A Functional Bioluminescent Zebrafish Screen for Enhancing Hematopoietic Cell Homing

Summary To discover small molecules that modulate hematopoietic cell homing after adoptive transfer, we created a transgenic zebrafish expressing firefly luciferase downstream of the ubiquitin promoter (ubi:luc) to serve as a hematopoietic donor. Bioluminescence imaging (BLI) was used to detect and follow ubi:luc hematopoietic cells that homed to the marrow as early as 1 day post-transplant. BLI was able to detect the biological effect of prostaglandin E2 on early homing/engraftment of donor hematopoietic cells. This system was utilized in a functional screen of small molecules to enhance homing/engraftment. We discovered a phytosterol, ergosterol, that could increase hematopoietic cell homing in zebrafish and mice. In addition, ergosterol increased CXCR4 expression and promoted expansion of Lin−SCA-1+KIT+ cells in vitro. We have demonstrated the utility of in vivo BLI to non-invasively monitor donor hematopoietic cell activity in adult zebrafish as a functional screen for mediators of cellular homing.

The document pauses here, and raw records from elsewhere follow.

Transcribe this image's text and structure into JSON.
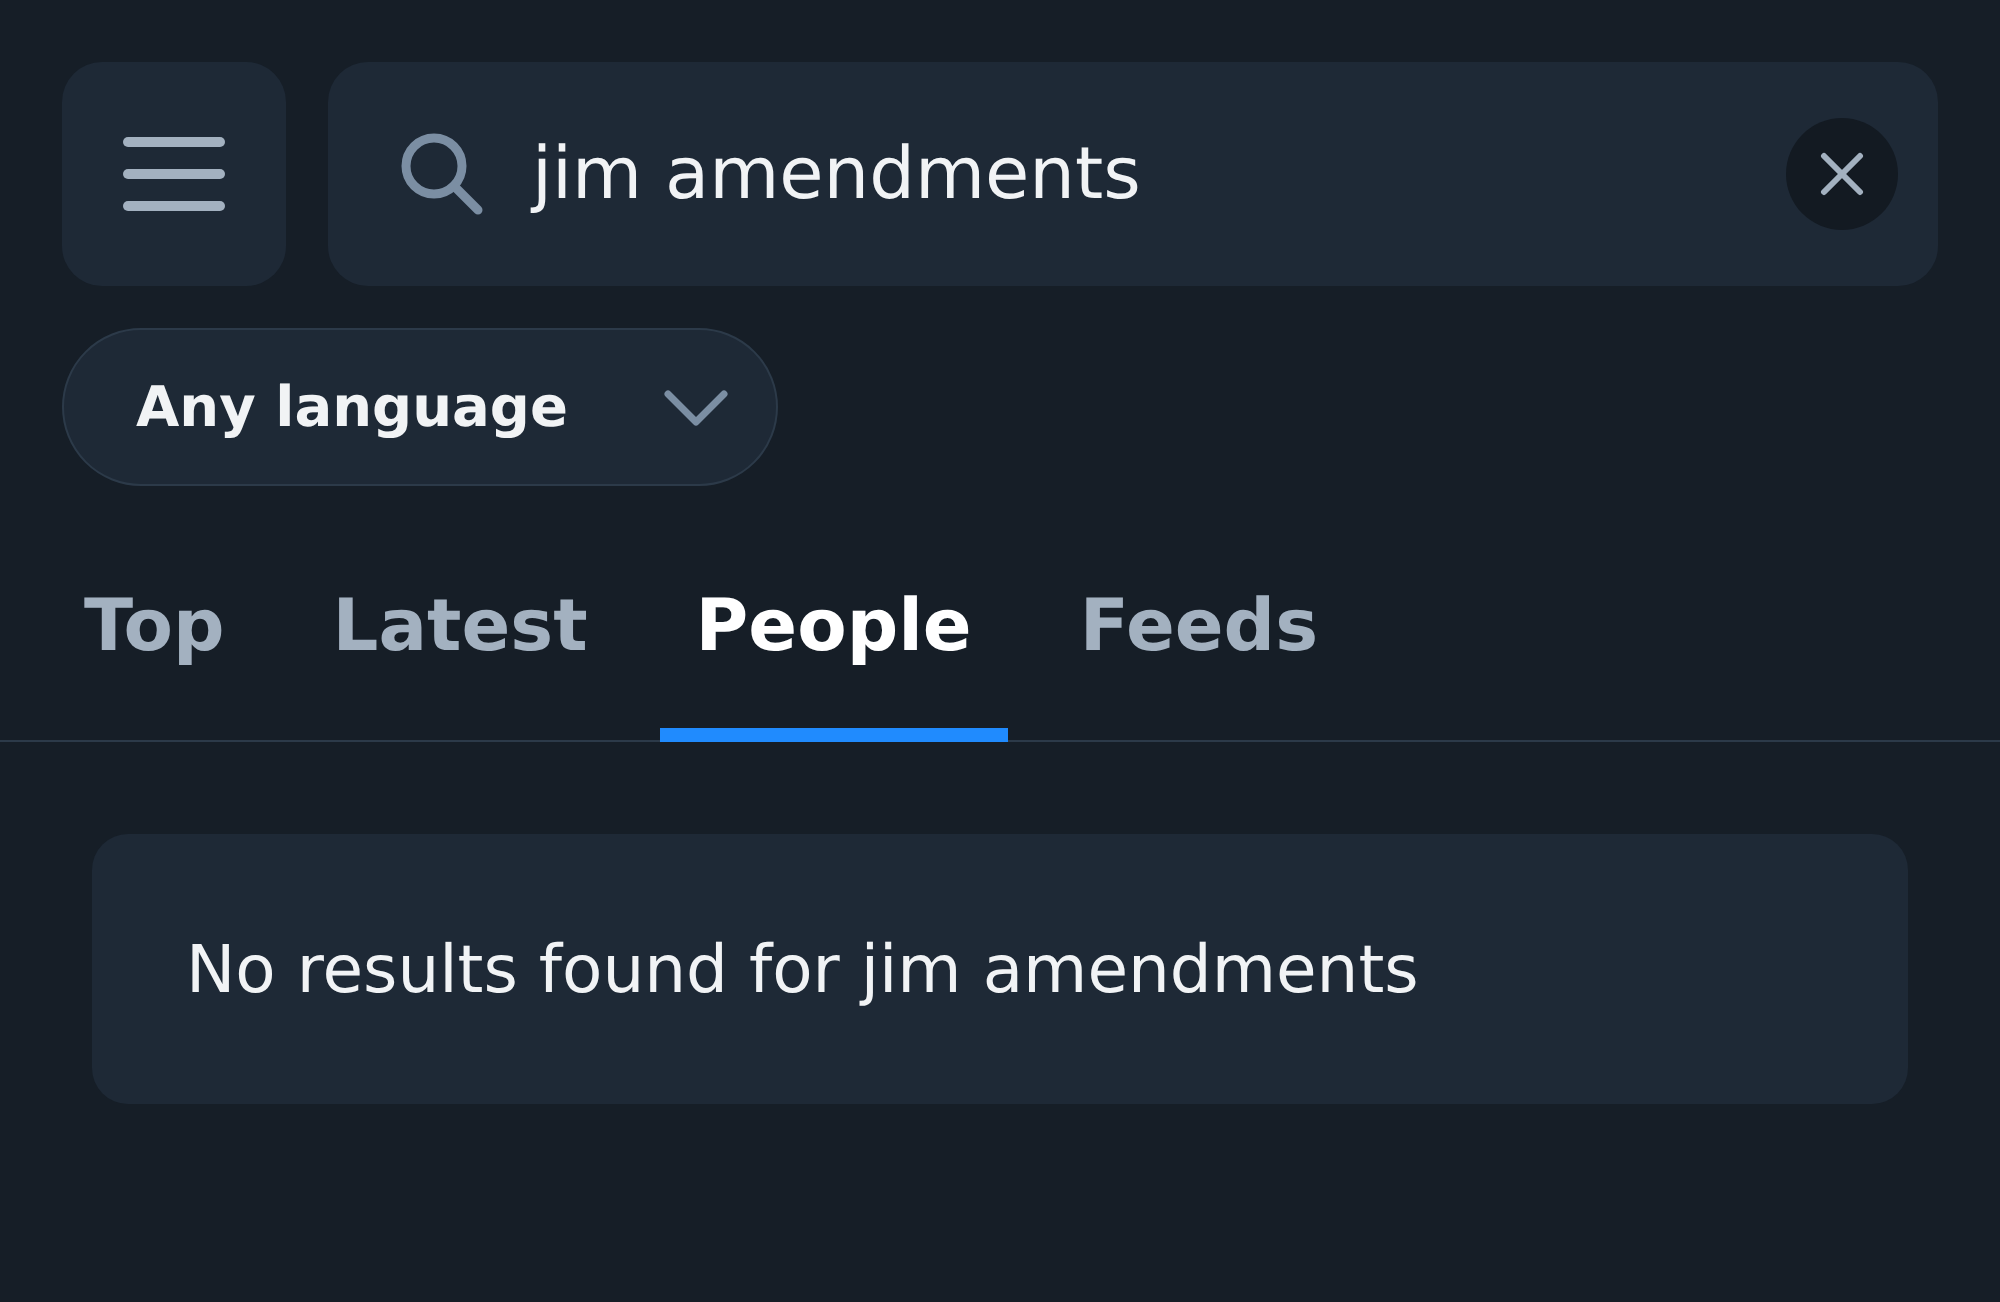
{
  "search": {
    "value": "jim amendments"
  },
  "language_filter": {
    "label": "Any language"
  },
  "tabs": [
    {
      "label": "Top",
      "selected": false
    },
    {
      "label": "Latest",
      "selected": false
    },
    {
      "label": "People",
      "selected": true
    },
    {
      "label": "Feeds",
      "selected": false
    }
  ],
  "message": "No results found for jim amendments"
}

Highlights • Bioluminescent imaging (BLI) can track engrafting hematopoietic cells • BLI can be used for screening of enhancers of hematopoietic cell homing • Using BLI, ergosterol was found to increase hematopoietic cell homing • Ergosterol affects hematopoietic progenitor migration, growth, and viability in vitro
Accelerating cell homing after adoptive transfer may expediate recovery after hematopoietic transplant. Lund and colleagues developed a novel zebrafish model utilizing bioluminescent imaging to track hematopoietic cell homing, thus allowing for a functional screening approach of small molecule libraries.